FPS oyunlarında oyuncunun en çok dikkat ettiği kriterlerden biri olan silahlar konusu da Borderlands’de harika bir şekilde işlenmiş. Oyunda silah şirketleri var ve her şirketin silahı da farklı özelliklerle hitap ediyor oyuncuya. Bir silah markası hasara önem verirken bir diğeri ise atış hızına önem veriyor. Bir de özel efektli silahlar var oyunda; ateş, elektrik, patlama ve zehir. Ateş ve zehir özellikli silahlar daha fazla hasar verirken, elektrik özellikli silahlar düşmanımızın kalkanını iptal ediyor ve patlama özelliği ile de ‘alan etkili’ vuruşlar yapabiliyoruz. Silahların yanında mermi sayısından atış hızına, markasından hasarına kadar her bilgi yer alıyor. En iyi ve en güçlü silahlar, renkleriyle ve verilen bilgilerindeki özel cümlelerle gösterilenler. Mesela bir silahta ‘Neden gidip bir fil vurmuyorsun?’ diye bir cümle yazıyor. Bu silahın özelliği ekstra hasarlı olması. Zaten bir süre sonra fark edeceksiniz ki bütün özel silahları toplamak için oynuyorsunuz. Aldığımız silah ya da kalkanları satabiliyoruz da. Onları satarak para biriktirip daha iyi silahlar alabiliyoruz. Bu sistem üzerine kurulu olan Borderlands’de amacımız kısaca The Vault’u bulmak ve içindeki ganimeti almak. Oyunun sonlarına geldikçe aslında hikayenin ne kadar derin olduğunu görüyoruz ve bu da oyunu sürükleyici yapan özelliklerinden birisi.

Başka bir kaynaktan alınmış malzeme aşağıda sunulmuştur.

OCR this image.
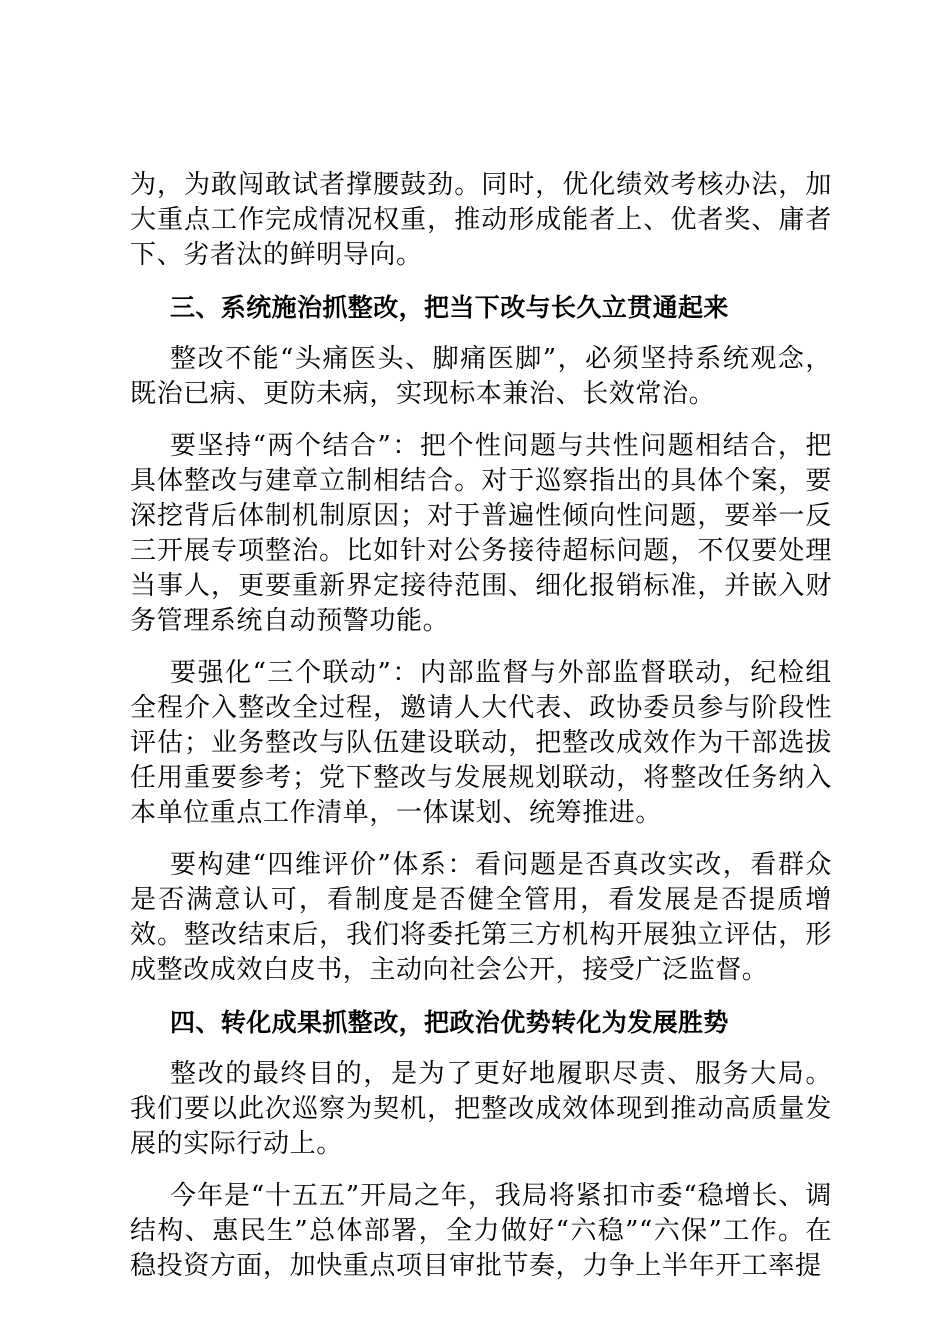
为，为敢闯敢试者撑腰鼓劲。同时，优化绩效考核办法，加大重点工作完成情况权重，推动形成能者上、优者奖、庸者下、劣者汰的鲜明导向。

三、系统施治抓整改，把当下改与长久立贯通起来

整改不能“头痛医头、脚痛医脚”，必须坚持系统观念，既治已病、更防未病，实现标本兼治、长效常治。

要坚持“两个结合”：把个性问题与共性问题相结合，把具体整改与建章立制相结合。对于巡察指出的具体个案，要深挖背后体制机制原因；对于普遍性倾向性问题，要举一反三开展专项整治。比如针对公务接待超标问题，不仅要处理当事人，更要重新界定接待范围、细化报销标准，并嵌入财务管理系统自动预警功能。

要强化“三个联动”：内部监督与外部监督联动，纪检组全程介入整改全过程，邀请人大代表、政协委员参与阶段性评估；业务整改与队伍建设联动，把整改成效作为干部选拔任用重要参考；党下整改与发展规划联动，将整改任务纳入本单位重点工作清单，一体谋划、统筹推进。

要构建“四维评价”体系：看问题是否真改实改，看群众是否满意认可，看制度是否健全管用，看发展是否提质增效。整改结束后，我们将委托第三方机构开展独立评估，形成整改成效白皮书，主动向社会公开，接受广泛监督。

四、转化成果抓整改，把政治优势转化为发展胜势

整改的最终目的，是为了更好地履职尽责、服务大局。我们要以此次巡察为契机，把整改成效体现到推动高质量发展的实际行动上。

今年是“十五五”开局之年，我局将紧扣市委“稳增长、调结构、惠民生”总体部署，全力做好“六稳”“六保”工作。在稳投资方面，加快重点项目审批节奏，力争上半年开工率提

Borderlands 2’ye geldiğimiz zaman ise ilk oyundaki The Vault’un açılmasından 5 yıl sonrasındayız. Handsome Jack isimli bir baş düşmanımız var ve Pandora’yı kendince daha güzel ve yaşanılabilir bir yer haline getirme başlığı amacı altında Pandora halkına etmediği zulüm yok. Ona dur diyebilecek olanlar da bir tek kelle avcıları gibi duruyor. İlk oyundaki karakterler dışında bu sefer Axton, Maya, Salvador ve Zero adlı yeni karakterler ile başlıyoruz oyuna. Axton bir komando, Maya bir çeşit büyücü, Salvador çift silah kullanabilen bir hasar makinesi ve Zero da gizemli bir suikastçı. Handsome Jack’in bir saldırısına uğrayarak başladığımız oyunda Claptrap bizi yaralı bir biçimde buluyor. Oyuna burada başlıyoruz.
Borderlands 2 aynı grafik sistemiyle fakat daha büyük bir haritayla, milyonlarca silahla ve farklı görevleriyle kalitesinden ödün vermeyip yine tam puan almayı başardı. Önceki oyunda oynadığımız karakterler bu sefer arkadaşımız oluyor ve bizlere yer gösteriyor, bizlerle birlikte savaşıyor. Handsome Jack Pandora’nın kontrolünü eline almış ve bizden kurtulmaya çalışıyor fakat kelle avcısı olarak bizim görevimiz Jack’e engel olmak ve Pandora’lı insanları kurtarmak.
Gerek grafikleri, gerek hikayesi, gerekse karakterleri ile bir çok oyunu geride bırakmayı başaran Borderlands serisi FPS türünün en iddialı oyunlarından biri. Oyun severler oynayınca bırakamayacak, adeta oyunun içine sürüklenecek. Şimdiden herkese iyi oyunlar ve unutmayın; ‘Tetiği çekmeye devam!’